For a series of circumstances, about a month ago I ended up with too many oranges at home. In the same period I got in touch with the Manfrotto team for a collaboration, a review of the Manfrotto Pixi Evo 2 mini tripod. Manfrotto is an important brand, leader of the photography accessories market. Plus it is an Italian brand, more precisely of the Veneto, my region.
Therefore I was thrilled for this collaboration and I thought:
“OK, I’ll prepare a delicious orange bundt cake. I’ll get rid of some oranges and I’ll test the Manfrotto Pixi Evo. The cake must be perfect, so that my pics will be worth the tripod test”.
Well, in Italy we have a saying: “non tutte le ciambelle riescono col buco”. It means: not every donut turn out with the hole, ie not everything turns out as it should. And that was my case precisely.
I did everything fine, paying attention, making the cake with care. It was perfectly rise. But when I turned it to remove the mould (no silicone, sadly!) the cake broke in 2 pieces. I was so frustrated. But, in the process of “Let’s see if I can manage to reattach it without people noticing” (which didn’t work, fyi), I coulnd’t help but sample it. And it was delicious. And so thought also Matteo (husband) and Filippo (nephew) too. It was a success.
So, I repeated the test. Out of decency we waited a whole… OK, half a day between the 2 cakes 😀 . But this time I didn’t wanted my stupid mould to boycott me, so I made some muffins, good as the cake, but perfectly rise and very cute.
Manfrotto Pixi Evo 2 mini tripod test
I finally managed to test the Manfrotto Pixi Evo 2 together with Filippo, who helped me to fix the set and we had a lot of fun trying to arrange the muffins this or that way to take the best picture.
The Manfrotto Pixi Evo 2 is simple to use. Features:
- The three legs are extendable, each on its own, so that you can better stabilize your camera (5 different positions).
- Plus the legs can also be layed out (flat down) to take shoots also at ground/table level or so (10 cm), by using the designated switch.
- The head tilts to allow inclined shots down to 90 degrees (vertical shots). You just have to turn the knob.
- The camera is easy to attach. You don’t need to rotate the camera or the tripod, but simply spin the little wheel (right under the camera mount).
- The Pixi Evo is quite light (260 gr) and easy to carry with you in your bag or rucksack.

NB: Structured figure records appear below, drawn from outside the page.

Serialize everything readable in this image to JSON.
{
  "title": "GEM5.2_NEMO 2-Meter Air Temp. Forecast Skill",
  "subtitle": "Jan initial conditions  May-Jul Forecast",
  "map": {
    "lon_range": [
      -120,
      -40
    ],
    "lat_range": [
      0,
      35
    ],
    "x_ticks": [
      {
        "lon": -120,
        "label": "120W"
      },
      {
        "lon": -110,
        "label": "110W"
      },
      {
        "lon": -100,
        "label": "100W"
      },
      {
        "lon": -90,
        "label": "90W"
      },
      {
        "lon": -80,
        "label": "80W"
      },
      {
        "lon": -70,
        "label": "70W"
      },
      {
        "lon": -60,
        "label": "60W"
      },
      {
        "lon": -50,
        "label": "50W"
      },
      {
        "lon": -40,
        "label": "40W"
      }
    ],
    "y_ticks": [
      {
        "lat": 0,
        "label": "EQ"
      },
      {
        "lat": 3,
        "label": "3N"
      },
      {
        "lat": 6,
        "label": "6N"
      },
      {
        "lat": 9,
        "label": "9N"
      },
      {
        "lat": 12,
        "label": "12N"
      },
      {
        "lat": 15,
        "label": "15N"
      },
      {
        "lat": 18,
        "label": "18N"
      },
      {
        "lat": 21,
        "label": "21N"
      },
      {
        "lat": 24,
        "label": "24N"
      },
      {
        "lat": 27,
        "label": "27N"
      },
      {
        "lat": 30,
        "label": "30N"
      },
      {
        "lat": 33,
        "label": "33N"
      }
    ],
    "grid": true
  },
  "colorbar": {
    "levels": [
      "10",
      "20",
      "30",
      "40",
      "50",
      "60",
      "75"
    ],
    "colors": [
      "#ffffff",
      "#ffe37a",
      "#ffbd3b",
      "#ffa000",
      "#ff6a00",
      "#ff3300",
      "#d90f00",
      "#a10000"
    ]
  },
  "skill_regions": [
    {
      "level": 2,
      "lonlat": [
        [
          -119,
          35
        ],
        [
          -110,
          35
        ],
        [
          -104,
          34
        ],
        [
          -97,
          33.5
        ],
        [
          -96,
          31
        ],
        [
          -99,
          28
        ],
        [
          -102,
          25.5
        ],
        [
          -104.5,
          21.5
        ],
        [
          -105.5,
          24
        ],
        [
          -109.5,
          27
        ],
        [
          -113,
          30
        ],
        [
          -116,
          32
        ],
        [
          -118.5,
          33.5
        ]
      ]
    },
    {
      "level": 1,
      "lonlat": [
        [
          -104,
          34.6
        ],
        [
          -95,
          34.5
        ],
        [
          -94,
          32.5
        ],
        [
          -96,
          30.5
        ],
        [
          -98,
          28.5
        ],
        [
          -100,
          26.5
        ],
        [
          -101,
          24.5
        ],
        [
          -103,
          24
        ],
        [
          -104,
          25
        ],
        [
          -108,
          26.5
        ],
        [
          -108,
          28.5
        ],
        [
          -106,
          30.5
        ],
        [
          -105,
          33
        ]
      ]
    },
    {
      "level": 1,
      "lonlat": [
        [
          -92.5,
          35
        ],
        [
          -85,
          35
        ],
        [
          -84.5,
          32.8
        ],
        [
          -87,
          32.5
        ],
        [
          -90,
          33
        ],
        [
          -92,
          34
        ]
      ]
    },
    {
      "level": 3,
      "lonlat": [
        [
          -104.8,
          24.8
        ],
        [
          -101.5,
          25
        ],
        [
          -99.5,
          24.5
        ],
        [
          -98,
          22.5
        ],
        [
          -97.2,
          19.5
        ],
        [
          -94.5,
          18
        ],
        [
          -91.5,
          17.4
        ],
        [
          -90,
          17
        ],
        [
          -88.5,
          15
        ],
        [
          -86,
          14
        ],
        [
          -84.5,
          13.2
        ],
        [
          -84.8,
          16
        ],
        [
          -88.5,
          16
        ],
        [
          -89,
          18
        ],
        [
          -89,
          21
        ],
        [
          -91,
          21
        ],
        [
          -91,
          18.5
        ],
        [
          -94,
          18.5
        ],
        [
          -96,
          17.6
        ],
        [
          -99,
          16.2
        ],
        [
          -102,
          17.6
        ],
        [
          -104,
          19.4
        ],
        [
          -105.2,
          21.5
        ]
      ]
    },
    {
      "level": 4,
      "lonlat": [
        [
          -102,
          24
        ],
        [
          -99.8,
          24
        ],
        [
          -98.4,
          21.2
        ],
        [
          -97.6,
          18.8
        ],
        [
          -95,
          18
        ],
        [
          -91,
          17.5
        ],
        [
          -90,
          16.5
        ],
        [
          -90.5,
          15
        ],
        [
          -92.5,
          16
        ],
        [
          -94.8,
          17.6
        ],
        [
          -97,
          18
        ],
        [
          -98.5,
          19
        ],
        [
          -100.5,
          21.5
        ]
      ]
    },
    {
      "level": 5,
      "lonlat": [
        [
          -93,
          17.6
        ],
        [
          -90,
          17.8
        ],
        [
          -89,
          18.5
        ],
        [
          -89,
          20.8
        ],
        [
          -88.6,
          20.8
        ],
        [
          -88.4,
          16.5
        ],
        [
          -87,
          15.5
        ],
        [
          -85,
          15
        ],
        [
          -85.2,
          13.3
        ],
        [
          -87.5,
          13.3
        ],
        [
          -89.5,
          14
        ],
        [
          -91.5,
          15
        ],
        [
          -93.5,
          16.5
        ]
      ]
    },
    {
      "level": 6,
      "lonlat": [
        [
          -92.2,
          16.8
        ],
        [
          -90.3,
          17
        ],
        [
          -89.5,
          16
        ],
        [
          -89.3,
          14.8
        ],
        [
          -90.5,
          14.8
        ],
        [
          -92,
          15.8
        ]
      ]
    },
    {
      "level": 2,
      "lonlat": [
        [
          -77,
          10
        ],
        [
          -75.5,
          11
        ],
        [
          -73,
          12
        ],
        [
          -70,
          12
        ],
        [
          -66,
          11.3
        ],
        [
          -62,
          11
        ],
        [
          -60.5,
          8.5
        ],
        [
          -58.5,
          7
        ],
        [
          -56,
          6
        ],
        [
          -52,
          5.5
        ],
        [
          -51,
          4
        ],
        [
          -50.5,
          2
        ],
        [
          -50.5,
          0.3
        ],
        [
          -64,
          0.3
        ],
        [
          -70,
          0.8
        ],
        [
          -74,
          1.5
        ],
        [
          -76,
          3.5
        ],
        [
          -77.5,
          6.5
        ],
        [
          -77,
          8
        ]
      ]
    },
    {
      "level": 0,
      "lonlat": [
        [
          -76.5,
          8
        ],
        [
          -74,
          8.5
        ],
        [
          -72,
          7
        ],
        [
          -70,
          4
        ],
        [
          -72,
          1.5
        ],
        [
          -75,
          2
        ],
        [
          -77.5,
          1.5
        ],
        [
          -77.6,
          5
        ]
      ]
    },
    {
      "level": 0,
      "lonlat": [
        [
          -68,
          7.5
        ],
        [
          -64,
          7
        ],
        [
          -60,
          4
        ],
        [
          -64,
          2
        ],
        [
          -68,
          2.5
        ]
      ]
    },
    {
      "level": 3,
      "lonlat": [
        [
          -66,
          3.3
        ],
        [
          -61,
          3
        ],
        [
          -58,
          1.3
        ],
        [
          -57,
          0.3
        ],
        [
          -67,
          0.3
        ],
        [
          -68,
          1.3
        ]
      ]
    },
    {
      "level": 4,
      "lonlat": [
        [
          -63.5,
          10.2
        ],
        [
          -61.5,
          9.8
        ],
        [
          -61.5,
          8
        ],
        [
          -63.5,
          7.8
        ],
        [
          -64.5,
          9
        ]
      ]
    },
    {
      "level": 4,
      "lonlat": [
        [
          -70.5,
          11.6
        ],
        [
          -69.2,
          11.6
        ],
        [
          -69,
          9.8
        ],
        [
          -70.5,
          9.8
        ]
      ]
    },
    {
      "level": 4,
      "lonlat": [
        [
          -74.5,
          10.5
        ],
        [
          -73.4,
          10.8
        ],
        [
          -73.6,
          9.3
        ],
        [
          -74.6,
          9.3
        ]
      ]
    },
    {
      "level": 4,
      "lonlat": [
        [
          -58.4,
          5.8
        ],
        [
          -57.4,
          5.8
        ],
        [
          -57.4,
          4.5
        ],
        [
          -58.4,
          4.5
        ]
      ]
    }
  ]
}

I loved it. I needed such a mini tripod to take better photos for the blog. My hands are steady but not perfectly, of course. Moreover, my house has not a proper lighting for taking pictures. I couldn’t wait for an extra help for my food or interior or low light photos. I finally managed to take good photos in my house! The tripod is very versatile and light to carry, so I’m willing to test it in other conditions (outside, at dusk probably). I also used it as “selfie stick”.
I surely could have done better photos, but I’m no expert. This is indeed a chance to improve. I’ll make other tests and possibly other muffins 😉 and I hope you’ll notice my improvements in the next months.
One last thing: how cute is the name Pixi? 😉
You can find the Pixi Evo 2 at www.manfrotto.it/treppiedi
WARNING: It can support up to 2,5kg. It is perfect for my DSLR camera with its original lens.
Orange muffins recipe
Finally, this is the recipe of the orange muffins/cake. I found it online, I translate it for you, because the original one (www.cucchiaio.it/torta-arance) is in Italian:
• 3 eggs
• 250g baking flour
• 1 teaspoon baking powder
• 240g sugar
• 100 ml of Extra Virgin Olive Oil
• zests of 1 orange
• The juice of 2 oranges
• 1 pinch of salt
• icing sugar
- Crack the eggs in a bowl and add the sugar. Mix with an electric mixer until the mixture becomes clear (3 minutes).
- Slowly add the olive oil, continuing to mix.
- Grate the rind of one orange and squeeze the juice of the peeled orange plus another unspoilt orange, then add all to the mixture.
- Sift flour, baking powder and a pinch of salt and add them (gently) to the mixture.
- Fill a ring mould, better if silicone, and bake in a preheated oven at 180 degrees for about 40 minutes. Or fill your muffin ramekins (I use those on paper, in Italian they are called “pirottini”) and bake them at 180 degrees for about 12 minutes.
- Let the cake (or muffins) cool and then decorate it (or them) with icing sugar.